Alive And Well Enough also makes room for personal moments, such as “Al Kaline,” Daniels’ touching tribute to his childhood idol. “From the getgo, I knew that it was about more than just Kaline,” he explains. “It was about your childhood hero. Did you pick a good one? Did he or she live up to what you thought of when you first landed on that person? You never know. You’re nine years old and you decide this is the guy, this right fielder for the Detroit Tigers. I want to be him. I got to meet him a couple times after he was done playing. He couldn’t have been classier and more interested in what I was going through, where the career was, where I wanted it to be. He’d been there in his own way.

“His reverence for the game of baseball, he knew that the game was bigger than he was. He had a humility about it and a gratefulness about the game. You forget that as an actor. You’re battling, you’re trying to make it in Hollywood, and ‘why can’t I get that part?,’ all that stuff. It goes on for decades. And he related. It becomes about did you pick a good one. And I did, based on those meetings I had with him and how he handled himself after the game. I picked a good one.” (Daniels’ lyrics for the song are now part of Kaline’s exhibit in Cooperstown; “There’s more than one way to get to the Baseball Hall of Fame,” Daniels jokes.)
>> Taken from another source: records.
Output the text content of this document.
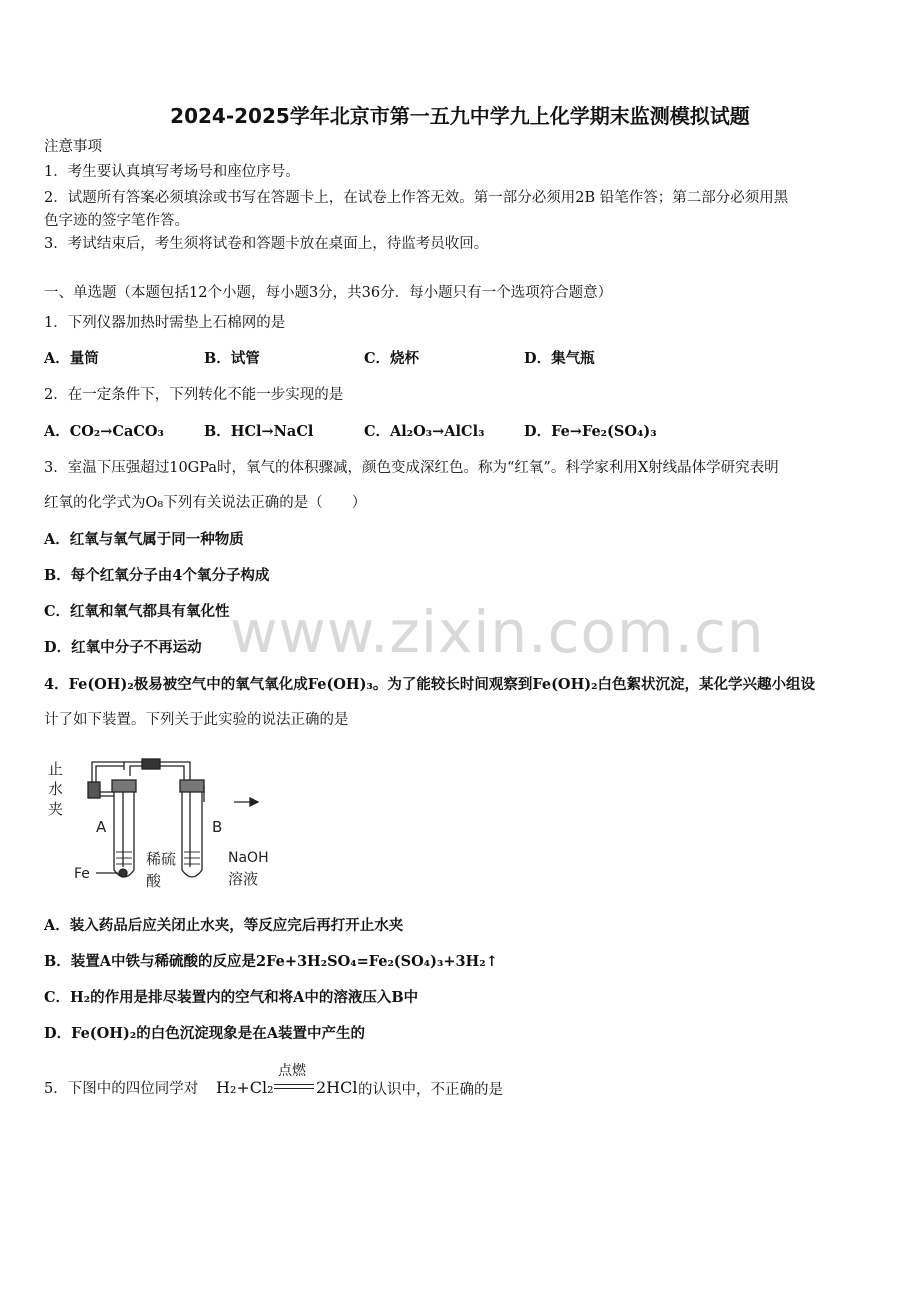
2024-2025学年北京市第一五九中学九上化学期末监测模拟试题
注意事项
1．考生要认真填写考场号和座位序号。
2．试题所有答案必须填涂或书写在答题卡上，在试卷上作答无效。第一部分必须用2B 铅笔作答；第二部分必须用黑
色字迹的签字笔作答。
3．考试结束后，考生须将试卷和答题卡放在桌面上，待监考员收回。
一、单选题（本题包括12个小题，每小题3分，共36分．每小题只有一个选项符合题意）
1．下列仪器加热时需垫上石棉网的是
A．量筒	B．试管	C．烧杯	D．集气瓶
2．在一定条件下，下列转化不能一步实现的是
A．CO₂→CaCO₃	B．HCl→NaCl	C．Al₂O₃→AlCl₃	D．Fe→Fe₂(SO₄)₃
3．室温下压强超过10GPa时，氧气的体积骤减，颜色变成深红色。称为“红氧”。科学家利用X射线晶体学研究表明
红氧的化学式为O₈下列有关说法正确的是（　　）
A．红氧与氧气属于同一种物质
B．每个红氧分子由4个氧分子构成
C．红氧和氧气都具有氧化性
D．红氧中分子不再运动 www.zixin.com.cn
4．Fe(OH)₂极易被空气中的氧气氧化成Fe(OH)₃。为了能较长时间观察到Fe(OH)₂白色絮状沉淀，某化学兴趣小组设
计了如下装置。下列关于此实验的说法正确的是
止
水
夹
A	B
Fe
稀硫
酸
NaOH
溶液
A．装入药品后应关闭止水夹，等反应完后再打开止水夹
B．装置A中铁与稀硫酸的反应是2Fe+3H₂SO₄=Fe₂(SO₄)₃+3H₂↑
C．H₂的作用是排尽装置内的空气和将A中的溶液压入B中
D．Fe(OH)₂的白色沉淀现象是在A装置中产生的
5．下图中的四位同学对 H₂+Cl₂
点燃
2HCl 的认识中，不正确的是
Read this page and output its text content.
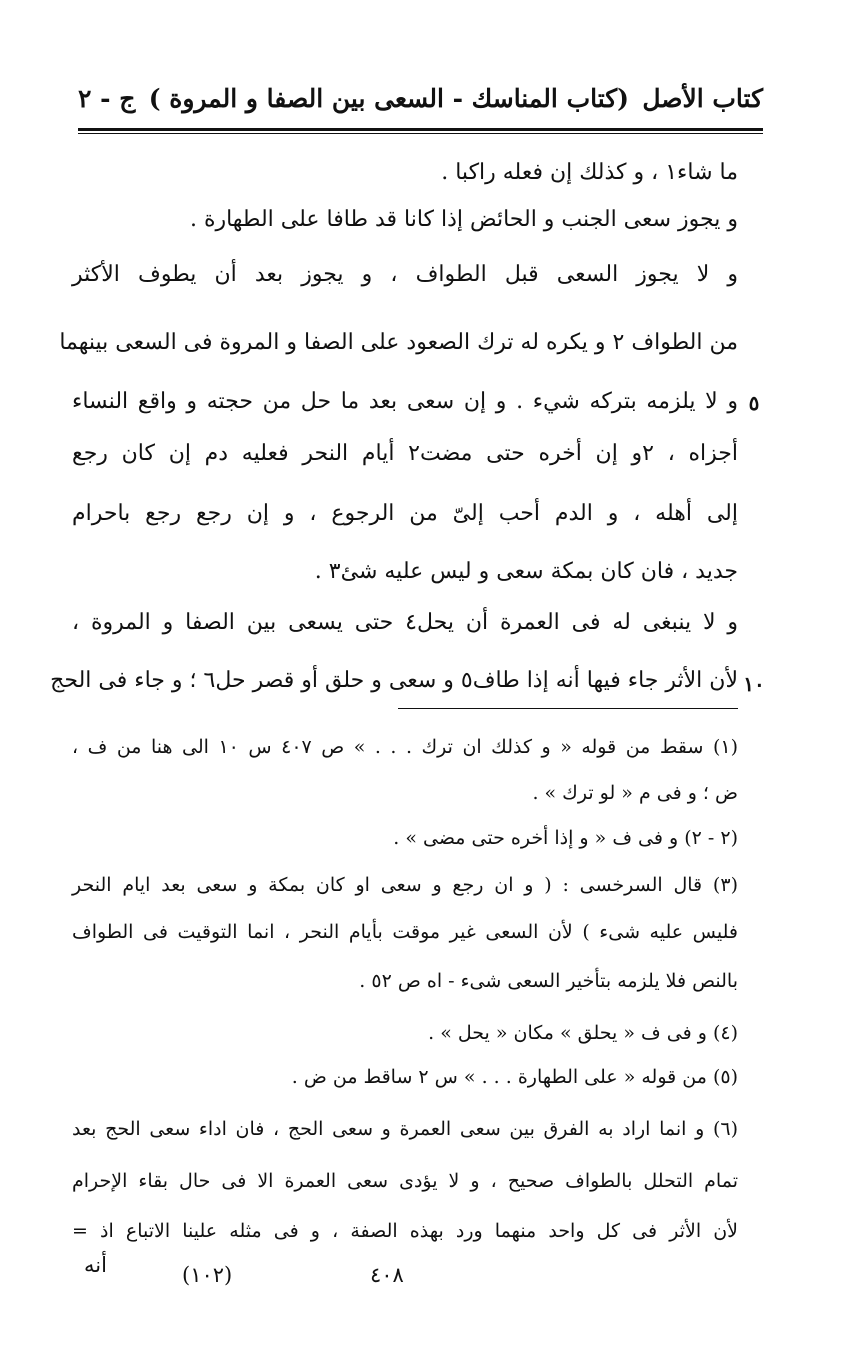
كتاب الأصل
(كتاب المناسك - السعى بين الصفا و المروة )
ج - ٢
ما شاء١ ، و كذلك إن فعله راكبا .
و يجوز سعى الجنب و الحائض إذا كانا قد طافا على الطهارة .
و لا يجوز السعى قبل الطواف ، و يجوز بعد أن يطوف الأكثر
من الطواف ٢ و يكره له ترك الصعود على الصفا و المروة فى السعى بينهما
و لا يلزمه بتركه شيء . و إن سعى بعد ما حل من حجته و واقع النساء ٥
أجزاه ، ٢و إن أخره حتى مضت٢ أيام النحر فعليه دم إن كان رجع
إلى أهله ، و الدم أحب إلىّ من الرجوع ، و إن رجع رجع باحرام
جديد ، فان كان بمكة سعى و ليس عليه شئ٣ .
و لا ينبغى له فى العمرة أن يحل٤ حتى يسعى بين الصفا و المروة ،
لأن الأثر جاء فيها أنه إذا طاف٥ و سعى و حلق أو قصر حل٦ ؛ و جاء فى الحج ١٠
(١) سقط من قوله « و كذلك ان ترك . . . » ص ٤٠٧ س ١٠ الى هنا من ف ،
ض ؛ و فى م « لو ترك » .
(٢ - ٢) و فى ف « و إذا أخره حتى مضى » .
(٣) قال السرخسى : ( و ان رجع و سعى او كان بمكة و سعى بعد ايام النحر
فليس عليه شىء ) لأن السعى غير موقت بأيام النحر ، انما التوقيت فى الطواف
بالنص فلا يلزمه بتأخير السعى شىء - اه ص ٥٢ .
(٤) و فى ف « يحلق » مكان « يحل » .
(٥) من قوله « على الطهارة . . . » س ٢ ساقط من ض .
(٦) و انما اراد به الفرق بين سعى العمرة و سعى الحج ، فان اداء سعى الحج بعد
تمام التحلل بالطواف صحيح ، و لا يؤدى سعى العمرة الا فى حال بقاء الإحرام
لأن الأثر فى كل واحد منهما ورد بهذه الصفة ، و فى مثله علينا الاتباع اذ =
٤٠٨
(١٠٢)
أنه
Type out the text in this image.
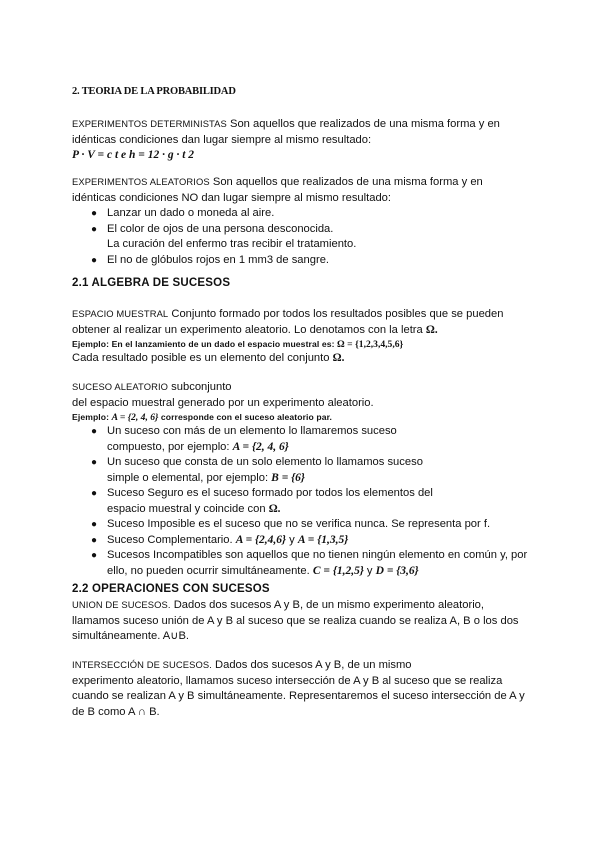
2. TEORIA DE LA PROBABILIDAD

EXPERIMENTOS DETERMINISTAS Son aquellos que realizados de una misma forma y en
idénticas condiciones dan lugar siempre al mismo resultado:
P · V = c t e h = 12 · g · t 2

EXPERIMENTOS ALEATORIOS Son aquellos que realizados de una misma forma y en
idénticas condiciones NO dan lugar siempre al mismo resultado:

● Lanzar un dado o moneda al aire.
● El color de ojos de una persona desconocida.
La curación del enfermo tras recibir el tratamiento.
● El no de glóbulos rojos en 1 mm3 de sangre.
2.1 ALGEBRA DE SUCESOS

ESPACIO MUESTRAL Conjunto formado por todos los resultados posibles que se pueden
obtener al realizar un experimento aleatorio. Lo denotamos con la letra Ω.

Ejemplo: En el lanzamiento de un dado el espacio muestral es: Ω = {1,2,3,4,5,6}

Cada resultado posible es un elemento del conjunto Ω.

SUCESO ALEATORIO subconjunto
del espacio muestral generado por un experimento aleatorio.

Ejemplo: A = {2, 4, 6} corresponde con el suceso aleatorio par.

● Un suceso con más de un elemento lo llamaremos suceso
compuesto, por ejemplo: A = {2, 4, 6}
● Un suceso que consta de un solo elemento lo llamamos suceso
simple o elemental, por ejemplo: B = {6}
● Suceso Seguro es el suceso formado por todos los elementos del
espacio muestral y coincide con Ω.
● Suceso Imposible es el suceso que no se verifica nunca. Se representa por f.
● Suceso Complementario. A = {2,4,6} y A = {1,3,5}
● Sucesos Incompatibles son aquellos que no tienen ningún elemento en común y, por
ello, no pueden ocurrir simultáneamente. C = {1,2,5} y D = {3,6}
2.2 OPERACIONES CON SUCESOS

UNION DE SUCESOS. Dados dos sucesos A y B, de un mismo experimento aleatorio,
llamamos suceso unión de A y B al suceso que se realiza cuando se realiza A, B o los dos
simultáneamente. A∪B.

INTERSECCIÓN DE SUCESOS. Dados dos sucesos A y B, de un mismo
experimento aleatorio, llamamos suceso intersección de A y B al suceso que se realiza
cuando se realizan A y B simultáneamente. Representaremos el suceso intersección de A y
de B como A ∩ B.
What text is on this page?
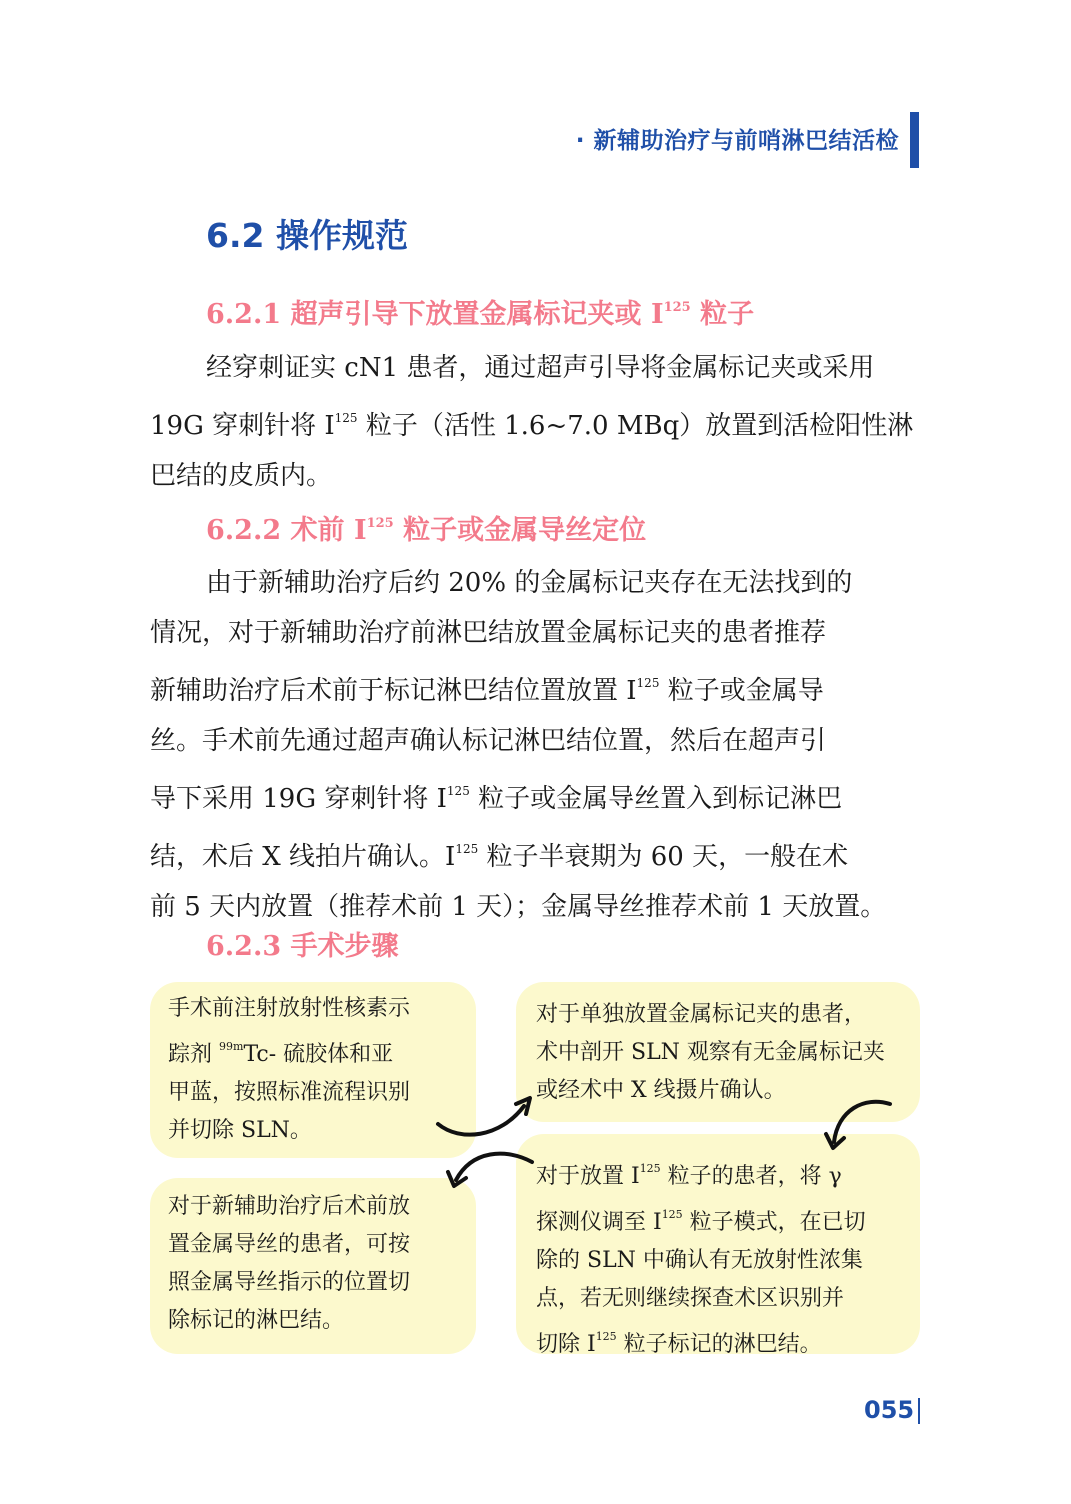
· 新辅助治疗与前哨淋巴结活检
6.2 操作规范
6.2.1 超声引导下放置金属标记夹或 $I^{125}$ 粒子

经穿刺证实 cN1 患者，通过超声引导将金属标记夹或采用
19G 穿刺针将 $I^{125}$ 粒子（活性 1.6~7.0 MBq）放置到活检阳性淋
巴结的皮质内。

6.2.2 术前 $I^{125}$ 粒子或金属导丝定位

由于新辅助治疗后约 20% 的金属标记夹存在无法找到的
情况，对于新辅助治疗前淋巴结放置金属标记夹的患者推荐
新辅助治疗后术前于标记淋巴结位置放置 $I^{125}$ 粒子或金属导
丝。手术前先通过超声确认标记淋巴结位置，然后在超声引
导下采用 19G 穿刺针将 $I^{125}$ 粒子或金属导丝置入到标记淋巴
结，术后 X 线拍片确认。$I^{125}$ 粒子半衰期为 60 天，一般在术
前 5 天内放置（推荐术前 1 天）；金属导丝推荐术前 1 天放置。

6.2.3 手术步骤
手术前注射放射性核素示
踪剂 $^{99m}$Tc- 硫胶体和亚
甲蓝，按照标准流程识别
并切除 SLN。
对于单独放置金属标记夹的患者，
术中剖开 SLN 观察有无金属标记夹
或经术中 X 线摄片确认。
对于放置 $I^{125}$ 粒子的患者，将 γ
探测仪调至 $I^{125}$ 粒子模式，在已切
除的 SLN 中确认有无放射性浓集
点，若无则继续探查术区识别并
切除 $I^{125}$ 粒子标记的淋巴结。
对于新辅助治疗后术前放
置金属导丝的患者，可按
照金属导丝指示的位置切
除标记的淋巴结。
055
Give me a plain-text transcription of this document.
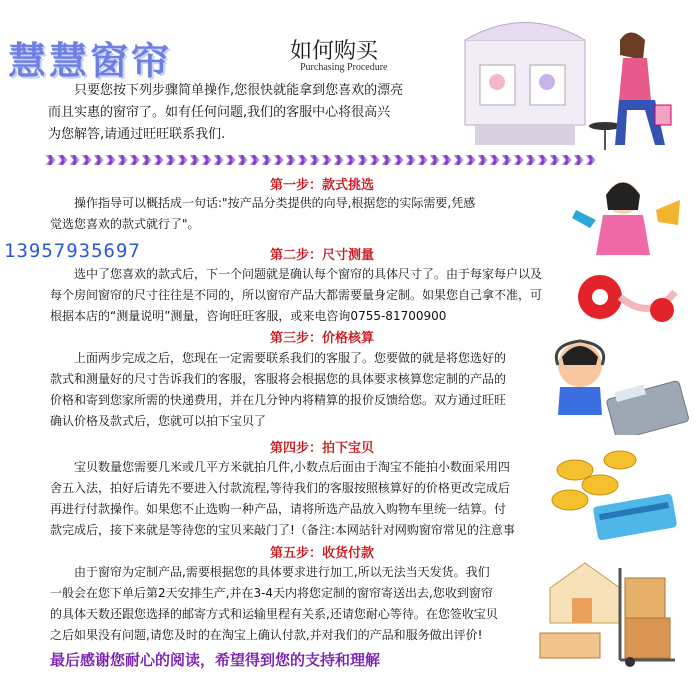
慧慧窗帘	如何购买
Purchasing Procedure
只要您按下列步骤简单操作,您很快就能拿到您喜欢的漂亮
而且实惠的窗帘了。如有任何问题,我们的客服中心将很高兴
为您解答,请通过旺旺联系我们.
第一步：款式挑选
操作指导可以概括成一句话:"按产品分类提供的向导,根据您的实际需要,凭感
觉选您喜欢的款式就行了"。
13957935697	第二步：尺寸测量
选中了您喜欢的款式后，下一个问题就是确认每个窗帘的具体尺寸了。由于每家每户以及
每个房间窗帘的尺寸往往是不同的，所以窗帘产品大都需要量身定制。如果您自己拿不准，可
根据本店的“测量说明”测量，咨询旺旺客服，或来电咨询0755-81700900
第三步：价格核算
上面两步完成之后，您现在一定需要联系我们的客服了。您要做的就是将您选好的
款式和测量好的尺寸告诉我们的客服，客服将会根据您的具体要求核算您定制的产品的
价格和寄到您家所需的快递费用，并在几分钟内将精算的报价反馈给您。双方通过旺旺
确认价格及款式后，您就可以拍下宝贝了
第四步：拍下宝贝
宝贝数量您需要几米或几平方米就拍几件,小数点后面由于淘宝不能拍小数面采用四
舍五入法，拍好后请先不要进入付款流程,等待我们的客服按照核算好的价格更改完成后
再进行付款操作。如果您不止选购一种产品，请将所选产品放入购物车里统一结算。付
款完成后，接下来就是等待您的宝贝来敲门了!（备注:本网站针对网购窗帘常见的注意事
第五步：收货付款
由于窗帘为定制产品,需要根据您的具体要求进行加工,所以无法当天发货。我们
一般会在您下单后第2天安排生产,并在3-4天内将您定制的窗帘寄送出去,您收到窗帘
的具体天数还跟您选择的邮寄方式和运输里程有关系,还请您耐心等待。在您签收宝贝
之后如果没有问题,请您及时的在淘宝上确认付款,并对我们的产品和服务做出评价!
最后感谢您耐心的阅读，希望得到您的支持和理解
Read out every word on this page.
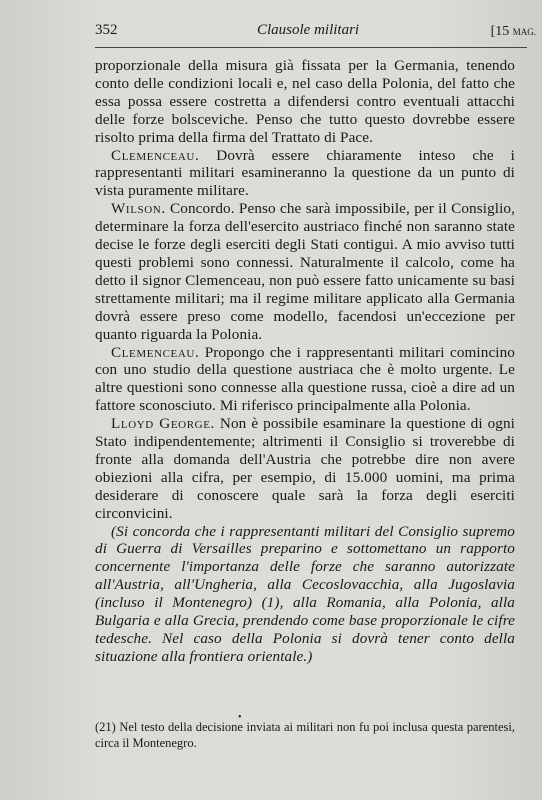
352	Clausole militari	[15 MAG.

proporzionale della misura già fissata per la Germania, tenendo conto delle condizioni locali e, nel caso della Polonia, del fatto che essa possa essere costretta a difendersi contro eventuali attacchi delle forze bolsceviche. Penso che tutto questo dovrebbe essere risolto prima della firma del Trattato di Pace.

Clemenceau. Dovrà essere chiaramente inteso che i rappresentanti militari esamineranno la questione da un punto di vista puramente militare.

Wilson. Concordo. Penso che sarà impossibile, per il Consiglio, determinare la forza dell'esercito austriaco finché non saranno state decise le forze degli eserciti degli Stati contigui. A mio avviso tutti questi problemi sono connessi. Naturalmente il calcolo, come ha detto il signor Clemenceau, non può essere fatto unicamente su basi strettamente militari; ma il regime militare applicato alla Germania dovrà essere preso come modello, facendosi un'eccezione per quanto riguarda la Polonia.

Clemenceau. Propongo che i rappresentanti militari comincino con uno studio della questione austriaca che è molto urgente. Le altre questioni sono connesse alla questione russa, cioè a dire ad un fattore sconosciuto. Mi riferisco principalmente alla Polonia.

Lloyd George. Non è possibile esaminare la questione di ogni Stato indipendentemente; altrimenti il Consiglio si troverebbe di fronte alla domanda dell'Austria che potrebbe dire non avere obiezioni alla cifra, per esempio, di 15.000 uomini, ma prima desiderare di conoscere quale sarà la forza degli eserciti circonvicini.

(Si concorda che i rappresentanti militari del Consiglio supremo di Guerra di Versailles preparino e sottomettano un rapporto concernente l'importanza delle forze che saranno autorizzate all'Austria, all'Ungheria, alla Cecoslovacchia, alla Jugoslavia (incluso il Montenegro) (1), alla Romania, alla Polonia, alla Bulgaria e alla Grecia, prendendo come base proporzionale le cifre tedesche. Nel caso della Polonia si dovrà tener conto della situazione alla frontiera orientale.)

•
(21) Nel testo della decisione inviata ai militari non fu poi inclusa questa parentesi, circa il Montenegro.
The skills Daniels has learned from his exploits on stage and screen filter into story songs on the album like “Roadsigns,” which started as a poem by Pulitzer Prize winner Lanford Wilson, and “The Ballad Of Trailer Jane.” “What I really learned as a playwright, which is the same thing in songwriting, is that they (the audience) can’t get ahead of you,” Daniels says. “For songs like this, you can’t know what the third verse is going to be. As a playwright, you stop the play right here and you turn to the audience and say, ‘What happens next?’ And they all guess, and they’re all wrong. The thing that does happen makes perfect sense based on what you’ve set up. That’s the magic trick of writing, getting it to be a surprise at the end. I really don’t like people to get ahead of me if it’s a story song. I try to make sure that we’re heading somewhere that they didn’t know where they were going. They need a little bit of the fake left, go right.”

Daniels is refreshingly honest about the skepticism he typically faces as a famous actor who also moonlights as a singer/songwriter. “You lower their expectations just by being an actor with a guitar,” he laughs. “The first song that I ever wrote and sang publicly was ‘If William Shatner Can, I Can Too.’ It was just to cut the knees out of those who were saying, ‘OK, Actor-Boy, go ahead.’ To have a sense of humor about it and now they don’t know what to expect. Am I going to come out here and sing into my navel for an hour-and-a-half? Or suddenly I’m doing ‘Jesus Was A Stoner’ (a track from the new album) and they’re saying, ‘What the hell is going to happen next?’”

What happens next, in terms of his musical adventures, is whatever Jeff Daniels decides will happen, since there’s no pressure or expectations. “I never intended to go into the music business or the playwriting business the way I went into the acting business,” he admits. “There just aren’t enough hours in the day. But because of the internet, I basically can do whatever I want. As long as I don’t get too ambitious about it. I just write for me. And we put it up and if we make enough money off it to do another one, I do. But there’s no record label. There’s nobody I gotta please. It’s me painting in my garage. Except I’ve got a guitar.”

He’s also confident in what he can bring to his busy schedule of virtual performances. “I know how to entertain a crowd by being an actor on a stage,” Daniels says. “That’s kind of what it ends up being. Whatever Utah Phillips was doing, I’m having as much fun as he was having.”